Vu les autres pièces du dossier.
Vu le code de justice administrative.
Considérant ce qui suit :
1. Aux termes de l'article R. 222-1 du code de justice administrative : « Les présidents de tribunal administratif (…) peuvent, par ordonnance : (…) 4° Rejeter les requêtes manifestement irrecevables, lorsque la juridiction n'est pas tenue d'inviter leur auteur à les régulariser ou qu'elles n'ont pas été régularisées à l'expiration du délai imparti par une demande en ce sens (…) ».
2. Aux termes de l’article R. 412-1 du même code : « La requête doit, à peine d'irrecevabilité, être accompagnée, sauf impossibilité justifiée, de l'acte attaqué ou, dans le cas mentionné à l'article R. 421-2, de la pièce justifiant de la date de dépôt de la réclamation. » Aux termes de l’article R. 421-1 du code: « La juridiction ne peut être saisie que par voie de recours formé contre une décision, et ce, dans les deux mois à partir de la notification ou de la publication de la décision attaquée. (…). ».
3. Par sa requête, Mme A... produit devant le tribunal un recours gracieux adressé au président du conseil départemental par lequel elle demande l’annulation de la décision du 27 août 2025 portant refus d’agrément en qualité d’assistante maternelle. Or, il n’appartient pas au juge administratif de faire œuvre d’administrateur en se prononçant sur le recours gracieux ou hiérarchique formé par un administré. A supposer même que les conclusions d’annulation puissent être regardées comme adressées au tribunal, Mme B... ne conteste pas la légalité de la décision attaquée. La requête de Mme B... étant entachée d’une irrecevabilité manifeste, elle doit dès lors être rejetée sur le fondement de l’article R. 222-1 du code de justice administrative susvisés.
ORDONNE :
Article 1er : La requête de Mme A... est rejetée.

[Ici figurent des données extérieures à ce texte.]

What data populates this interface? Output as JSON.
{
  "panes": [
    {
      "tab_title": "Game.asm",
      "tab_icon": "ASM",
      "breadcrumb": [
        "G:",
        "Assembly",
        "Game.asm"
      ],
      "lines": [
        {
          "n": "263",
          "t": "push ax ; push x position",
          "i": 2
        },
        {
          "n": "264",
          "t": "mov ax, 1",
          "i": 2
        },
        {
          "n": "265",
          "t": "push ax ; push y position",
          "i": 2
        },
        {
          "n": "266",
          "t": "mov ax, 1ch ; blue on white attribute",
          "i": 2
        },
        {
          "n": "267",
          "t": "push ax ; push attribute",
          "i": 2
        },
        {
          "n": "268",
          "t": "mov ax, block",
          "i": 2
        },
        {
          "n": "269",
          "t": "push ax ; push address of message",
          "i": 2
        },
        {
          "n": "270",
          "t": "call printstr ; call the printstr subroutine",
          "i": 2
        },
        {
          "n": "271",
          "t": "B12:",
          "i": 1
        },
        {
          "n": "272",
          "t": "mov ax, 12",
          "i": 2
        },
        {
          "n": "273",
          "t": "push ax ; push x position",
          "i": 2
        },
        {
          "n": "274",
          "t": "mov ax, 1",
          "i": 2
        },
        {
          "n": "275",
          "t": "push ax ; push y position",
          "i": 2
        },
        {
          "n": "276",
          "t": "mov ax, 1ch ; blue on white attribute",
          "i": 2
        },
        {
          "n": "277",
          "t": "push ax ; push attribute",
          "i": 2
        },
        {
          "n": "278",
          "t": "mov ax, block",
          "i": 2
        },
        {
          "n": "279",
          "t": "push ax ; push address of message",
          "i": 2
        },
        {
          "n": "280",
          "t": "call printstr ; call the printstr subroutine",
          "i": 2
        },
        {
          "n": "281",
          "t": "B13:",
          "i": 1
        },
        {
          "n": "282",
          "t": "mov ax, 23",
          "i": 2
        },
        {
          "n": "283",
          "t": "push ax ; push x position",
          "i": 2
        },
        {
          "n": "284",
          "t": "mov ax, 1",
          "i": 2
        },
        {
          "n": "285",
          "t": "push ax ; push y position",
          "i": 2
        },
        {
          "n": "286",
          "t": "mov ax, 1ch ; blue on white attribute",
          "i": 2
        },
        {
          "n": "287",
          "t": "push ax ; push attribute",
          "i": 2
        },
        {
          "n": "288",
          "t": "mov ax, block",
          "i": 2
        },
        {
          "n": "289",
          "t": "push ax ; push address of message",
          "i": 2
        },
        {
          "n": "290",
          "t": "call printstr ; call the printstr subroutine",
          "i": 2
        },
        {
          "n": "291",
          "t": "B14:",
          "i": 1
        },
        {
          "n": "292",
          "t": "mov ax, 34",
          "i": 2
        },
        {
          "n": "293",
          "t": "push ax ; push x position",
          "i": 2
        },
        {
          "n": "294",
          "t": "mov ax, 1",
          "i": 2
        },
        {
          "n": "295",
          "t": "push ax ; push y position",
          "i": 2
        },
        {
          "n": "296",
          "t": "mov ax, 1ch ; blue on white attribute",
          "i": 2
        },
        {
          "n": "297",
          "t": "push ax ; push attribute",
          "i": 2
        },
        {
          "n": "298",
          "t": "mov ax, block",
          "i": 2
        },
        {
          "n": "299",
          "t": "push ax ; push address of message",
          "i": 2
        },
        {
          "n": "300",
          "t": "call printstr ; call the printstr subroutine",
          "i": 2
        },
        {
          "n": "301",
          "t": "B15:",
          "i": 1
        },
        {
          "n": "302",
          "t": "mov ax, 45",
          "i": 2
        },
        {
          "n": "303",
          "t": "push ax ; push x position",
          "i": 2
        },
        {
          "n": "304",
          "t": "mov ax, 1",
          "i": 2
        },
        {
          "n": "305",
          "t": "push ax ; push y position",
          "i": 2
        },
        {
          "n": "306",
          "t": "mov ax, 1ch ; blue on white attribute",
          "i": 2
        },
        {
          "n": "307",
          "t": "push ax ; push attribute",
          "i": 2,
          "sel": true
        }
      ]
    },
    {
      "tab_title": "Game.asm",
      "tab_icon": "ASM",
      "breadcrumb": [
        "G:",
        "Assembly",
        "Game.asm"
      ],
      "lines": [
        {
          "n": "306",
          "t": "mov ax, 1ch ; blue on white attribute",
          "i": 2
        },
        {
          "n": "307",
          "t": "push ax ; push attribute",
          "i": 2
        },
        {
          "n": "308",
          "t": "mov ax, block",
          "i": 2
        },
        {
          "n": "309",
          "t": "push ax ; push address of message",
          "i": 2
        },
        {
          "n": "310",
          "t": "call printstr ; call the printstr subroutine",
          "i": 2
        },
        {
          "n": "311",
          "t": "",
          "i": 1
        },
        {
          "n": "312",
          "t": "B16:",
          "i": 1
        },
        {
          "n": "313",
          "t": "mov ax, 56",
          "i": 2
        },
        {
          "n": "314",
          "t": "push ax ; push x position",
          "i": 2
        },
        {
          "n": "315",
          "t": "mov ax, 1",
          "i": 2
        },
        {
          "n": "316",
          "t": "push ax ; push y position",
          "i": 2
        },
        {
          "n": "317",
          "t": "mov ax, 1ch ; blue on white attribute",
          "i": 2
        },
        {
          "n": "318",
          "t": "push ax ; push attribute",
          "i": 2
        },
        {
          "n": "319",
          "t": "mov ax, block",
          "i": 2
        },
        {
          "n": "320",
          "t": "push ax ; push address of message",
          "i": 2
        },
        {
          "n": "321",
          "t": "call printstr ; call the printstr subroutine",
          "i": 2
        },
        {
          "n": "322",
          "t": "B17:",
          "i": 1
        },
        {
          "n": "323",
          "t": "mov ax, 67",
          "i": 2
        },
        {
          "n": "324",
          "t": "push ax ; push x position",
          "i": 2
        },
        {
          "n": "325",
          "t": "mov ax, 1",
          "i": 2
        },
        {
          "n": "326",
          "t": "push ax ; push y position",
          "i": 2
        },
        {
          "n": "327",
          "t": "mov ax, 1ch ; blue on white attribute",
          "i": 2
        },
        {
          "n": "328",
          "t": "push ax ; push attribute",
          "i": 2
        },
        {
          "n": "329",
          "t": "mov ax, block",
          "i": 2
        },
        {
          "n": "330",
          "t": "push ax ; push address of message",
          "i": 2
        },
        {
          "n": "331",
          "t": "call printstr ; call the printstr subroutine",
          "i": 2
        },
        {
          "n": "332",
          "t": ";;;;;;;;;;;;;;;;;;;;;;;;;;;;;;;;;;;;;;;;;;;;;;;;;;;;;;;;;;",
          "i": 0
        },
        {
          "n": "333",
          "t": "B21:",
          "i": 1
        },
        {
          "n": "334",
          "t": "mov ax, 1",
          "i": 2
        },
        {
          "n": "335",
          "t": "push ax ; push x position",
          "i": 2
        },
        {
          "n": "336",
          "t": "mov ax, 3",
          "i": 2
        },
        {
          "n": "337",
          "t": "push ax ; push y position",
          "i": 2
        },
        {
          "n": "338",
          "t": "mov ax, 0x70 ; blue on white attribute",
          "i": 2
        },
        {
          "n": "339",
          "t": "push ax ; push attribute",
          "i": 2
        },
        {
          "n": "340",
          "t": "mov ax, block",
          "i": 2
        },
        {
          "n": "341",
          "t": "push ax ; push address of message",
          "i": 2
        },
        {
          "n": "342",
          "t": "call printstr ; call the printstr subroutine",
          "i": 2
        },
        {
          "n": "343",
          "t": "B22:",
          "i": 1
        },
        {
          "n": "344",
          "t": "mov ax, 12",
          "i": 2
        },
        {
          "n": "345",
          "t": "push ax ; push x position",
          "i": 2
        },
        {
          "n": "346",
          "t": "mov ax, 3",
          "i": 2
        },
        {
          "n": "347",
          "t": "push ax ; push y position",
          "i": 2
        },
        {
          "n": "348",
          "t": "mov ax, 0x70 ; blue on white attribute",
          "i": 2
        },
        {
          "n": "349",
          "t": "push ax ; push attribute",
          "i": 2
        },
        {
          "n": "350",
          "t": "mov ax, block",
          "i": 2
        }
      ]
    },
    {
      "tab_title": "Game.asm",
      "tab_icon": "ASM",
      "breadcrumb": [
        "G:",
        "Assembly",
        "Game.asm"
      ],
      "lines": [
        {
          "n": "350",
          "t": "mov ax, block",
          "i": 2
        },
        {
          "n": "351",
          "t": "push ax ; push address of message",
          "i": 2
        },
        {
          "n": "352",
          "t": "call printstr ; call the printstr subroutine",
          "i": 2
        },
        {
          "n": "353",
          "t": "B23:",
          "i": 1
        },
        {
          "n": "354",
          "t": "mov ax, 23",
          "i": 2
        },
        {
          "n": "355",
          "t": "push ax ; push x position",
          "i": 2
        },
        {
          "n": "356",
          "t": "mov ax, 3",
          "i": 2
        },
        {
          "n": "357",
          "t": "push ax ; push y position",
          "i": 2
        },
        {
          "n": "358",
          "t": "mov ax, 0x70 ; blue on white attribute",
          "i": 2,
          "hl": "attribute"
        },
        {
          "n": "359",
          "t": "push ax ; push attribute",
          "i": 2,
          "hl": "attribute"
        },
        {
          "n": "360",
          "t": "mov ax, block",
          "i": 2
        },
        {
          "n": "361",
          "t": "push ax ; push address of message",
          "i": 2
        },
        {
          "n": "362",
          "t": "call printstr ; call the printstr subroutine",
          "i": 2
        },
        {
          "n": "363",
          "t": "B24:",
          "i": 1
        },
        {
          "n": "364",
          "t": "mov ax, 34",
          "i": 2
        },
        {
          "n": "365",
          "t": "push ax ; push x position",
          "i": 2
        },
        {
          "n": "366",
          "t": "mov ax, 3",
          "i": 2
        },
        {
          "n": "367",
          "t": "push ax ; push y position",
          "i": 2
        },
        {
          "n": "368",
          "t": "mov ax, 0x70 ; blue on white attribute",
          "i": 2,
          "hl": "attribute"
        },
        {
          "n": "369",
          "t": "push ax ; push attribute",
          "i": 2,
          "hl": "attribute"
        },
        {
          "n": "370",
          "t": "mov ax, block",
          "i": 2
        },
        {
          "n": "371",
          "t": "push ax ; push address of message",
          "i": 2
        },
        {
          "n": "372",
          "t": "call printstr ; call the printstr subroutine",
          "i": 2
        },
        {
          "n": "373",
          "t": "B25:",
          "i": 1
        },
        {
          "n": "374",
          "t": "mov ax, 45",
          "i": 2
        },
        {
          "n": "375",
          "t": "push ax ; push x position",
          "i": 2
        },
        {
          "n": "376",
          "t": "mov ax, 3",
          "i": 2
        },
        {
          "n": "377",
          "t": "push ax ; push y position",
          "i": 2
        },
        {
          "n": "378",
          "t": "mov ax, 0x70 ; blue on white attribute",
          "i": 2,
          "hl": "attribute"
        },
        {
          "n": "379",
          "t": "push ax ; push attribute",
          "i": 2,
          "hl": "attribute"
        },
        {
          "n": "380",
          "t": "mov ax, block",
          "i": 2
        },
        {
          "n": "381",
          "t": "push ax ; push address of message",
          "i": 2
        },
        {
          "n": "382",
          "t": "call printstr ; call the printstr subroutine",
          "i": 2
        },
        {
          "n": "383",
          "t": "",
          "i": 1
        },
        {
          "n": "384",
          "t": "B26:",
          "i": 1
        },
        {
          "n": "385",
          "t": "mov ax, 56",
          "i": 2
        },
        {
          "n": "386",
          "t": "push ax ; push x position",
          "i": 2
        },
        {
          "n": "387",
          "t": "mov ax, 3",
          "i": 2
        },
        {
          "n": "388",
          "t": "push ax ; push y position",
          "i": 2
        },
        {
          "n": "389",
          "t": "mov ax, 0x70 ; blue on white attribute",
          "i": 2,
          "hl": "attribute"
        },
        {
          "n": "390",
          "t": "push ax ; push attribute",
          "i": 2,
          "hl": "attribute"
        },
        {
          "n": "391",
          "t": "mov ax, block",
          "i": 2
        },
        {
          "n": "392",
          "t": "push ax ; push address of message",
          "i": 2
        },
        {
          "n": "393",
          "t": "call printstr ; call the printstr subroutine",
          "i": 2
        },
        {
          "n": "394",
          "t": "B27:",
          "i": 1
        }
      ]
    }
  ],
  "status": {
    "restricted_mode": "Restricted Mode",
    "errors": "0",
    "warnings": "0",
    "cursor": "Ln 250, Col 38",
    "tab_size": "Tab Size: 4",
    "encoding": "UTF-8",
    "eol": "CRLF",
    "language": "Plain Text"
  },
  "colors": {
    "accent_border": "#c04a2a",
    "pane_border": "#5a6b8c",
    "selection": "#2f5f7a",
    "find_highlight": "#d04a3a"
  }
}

Article 2 : La présente ordonnance sera notifiée à Mme C... A... et au conseil départemental de Lot-et-Garonne.
Fait à Bordeaux, le 15 septembre 2025.
La présidente de la 5ème chambre,
A. Chauvin
La République mande et ordonne au préfet de Lot-et-Garonne en ce qui le concerne ou à tous huissiers de justice à ce requis en ce qui concerne les voies de droit commun contre les parties privées, de pourvoir à l’exécution de la présente décision.